Unpleasant Greek options

Economist
June 15, 2011

Today has been nasty day for markets, those in Europe especially. Equities are off. The euro is falling against the dollar. And yields on the debt of euro-zone periphery governments are rising to new heights. The yield on 3-month Greek securities is now over 12%. Markets want nothing to do with Greece if they can help it.

European yields have spiked many times before, and each time European leaders have responded with a new bail-out package or other reassurances to prevent Greek panic from fueling a broader contagion. (Over the whole of the crisis, of course, this strategy has been a bit of a disappointment.) So where's this go-round's intervention?
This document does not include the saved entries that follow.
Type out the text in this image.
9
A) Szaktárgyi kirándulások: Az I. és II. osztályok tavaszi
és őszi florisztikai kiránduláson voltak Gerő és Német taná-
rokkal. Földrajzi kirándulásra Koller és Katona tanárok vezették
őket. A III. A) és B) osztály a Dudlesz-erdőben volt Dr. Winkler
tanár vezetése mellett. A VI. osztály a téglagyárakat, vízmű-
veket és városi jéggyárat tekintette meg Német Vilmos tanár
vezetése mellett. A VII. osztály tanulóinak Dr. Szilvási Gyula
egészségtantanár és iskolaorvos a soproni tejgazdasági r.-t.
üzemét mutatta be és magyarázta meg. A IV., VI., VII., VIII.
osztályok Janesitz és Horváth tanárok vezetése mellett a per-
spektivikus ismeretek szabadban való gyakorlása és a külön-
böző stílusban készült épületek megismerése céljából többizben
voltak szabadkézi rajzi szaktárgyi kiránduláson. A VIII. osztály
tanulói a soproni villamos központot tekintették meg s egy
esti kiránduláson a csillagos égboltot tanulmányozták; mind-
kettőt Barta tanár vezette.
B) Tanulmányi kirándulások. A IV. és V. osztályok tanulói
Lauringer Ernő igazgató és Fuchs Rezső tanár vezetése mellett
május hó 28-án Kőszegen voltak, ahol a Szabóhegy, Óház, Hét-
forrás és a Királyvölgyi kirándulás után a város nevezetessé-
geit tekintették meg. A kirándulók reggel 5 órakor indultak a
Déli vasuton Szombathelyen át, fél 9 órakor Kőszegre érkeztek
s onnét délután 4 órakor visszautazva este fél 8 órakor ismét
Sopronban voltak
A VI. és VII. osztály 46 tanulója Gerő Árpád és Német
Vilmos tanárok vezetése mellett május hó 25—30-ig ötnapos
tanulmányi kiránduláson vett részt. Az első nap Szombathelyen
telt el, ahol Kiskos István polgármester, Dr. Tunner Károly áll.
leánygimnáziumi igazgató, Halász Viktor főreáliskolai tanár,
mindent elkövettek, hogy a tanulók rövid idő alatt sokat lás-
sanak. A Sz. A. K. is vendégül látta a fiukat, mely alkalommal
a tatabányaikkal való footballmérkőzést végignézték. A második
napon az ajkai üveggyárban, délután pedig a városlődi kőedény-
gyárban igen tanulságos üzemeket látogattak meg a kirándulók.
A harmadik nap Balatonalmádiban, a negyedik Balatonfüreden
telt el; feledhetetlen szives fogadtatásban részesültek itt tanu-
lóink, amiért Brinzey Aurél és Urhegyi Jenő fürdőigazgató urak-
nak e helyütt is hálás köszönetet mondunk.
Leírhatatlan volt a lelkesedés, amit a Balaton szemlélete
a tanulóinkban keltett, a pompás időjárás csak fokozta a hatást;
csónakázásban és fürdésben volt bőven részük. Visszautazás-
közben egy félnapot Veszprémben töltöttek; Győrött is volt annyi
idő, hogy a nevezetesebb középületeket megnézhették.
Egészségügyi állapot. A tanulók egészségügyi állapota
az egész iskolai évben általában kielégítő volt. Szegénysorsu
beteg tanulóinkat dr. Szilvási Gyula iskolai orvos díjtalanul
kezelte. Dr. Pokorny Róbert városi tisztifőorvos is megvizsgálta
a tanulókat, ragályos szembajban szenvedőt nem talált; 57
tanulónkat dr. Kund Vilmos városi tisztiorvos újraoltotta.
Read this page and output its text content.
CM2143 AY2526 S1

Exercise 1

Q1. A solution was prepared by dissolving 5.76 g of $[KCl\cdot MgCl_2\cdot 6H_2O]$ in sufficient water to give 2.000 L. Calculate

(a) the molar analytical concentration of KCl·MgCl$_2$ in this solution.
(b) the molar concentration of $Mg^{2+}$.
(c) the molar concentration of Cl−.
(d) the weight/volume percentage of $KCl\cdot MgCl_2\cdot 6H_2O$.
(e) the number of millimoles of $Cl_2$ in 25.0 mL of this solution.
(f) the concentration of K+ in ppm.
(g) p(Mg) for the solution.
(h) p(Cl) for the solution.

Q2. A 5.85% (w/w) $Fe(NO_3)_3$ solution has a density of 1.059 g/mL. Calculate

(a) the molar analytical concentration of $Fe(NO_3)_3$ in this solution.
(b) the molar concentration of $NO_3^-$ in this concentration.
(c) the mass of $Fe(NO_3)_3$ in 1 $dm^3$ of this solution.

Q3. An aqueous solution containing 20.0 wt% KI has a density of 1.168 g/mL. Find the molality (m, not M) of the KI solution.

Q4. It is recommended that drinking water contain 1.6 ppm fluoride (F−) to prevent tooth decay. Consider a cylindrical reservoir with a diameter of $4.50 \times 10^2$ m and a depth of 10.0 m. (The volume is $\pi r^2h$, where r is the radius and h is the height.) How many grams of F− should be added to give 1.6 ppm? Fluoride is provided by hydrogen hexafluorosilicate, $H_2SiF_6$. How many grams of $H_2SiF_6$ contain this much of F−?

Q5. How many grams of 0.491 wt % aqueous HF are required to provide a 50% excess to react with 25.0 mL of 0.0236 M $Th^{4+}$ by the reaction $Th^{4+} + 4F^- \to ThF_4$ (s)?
Well the trouble at the moment is that Europe's leaders can't agree on one.

It has become clear that euro-zone governments will be reluctant to contribute more support to Greece unless its private creditors also take a hit. But there is significant disagreement over how to achieve this haircut. All the plans currently under discussion are nominally "voluntary", but voluntary means different things to different people. The German plan is to convene a meeting of Greece's major private bondholders in order to "convince" them to participate in a debt exchange, in which current obligations are traded for new ones with extended maturities. The upside to this plan is that the more coercive aspects of it are likely to make for a high level of creditor participation, and a correspondingly larger benefit to Greece.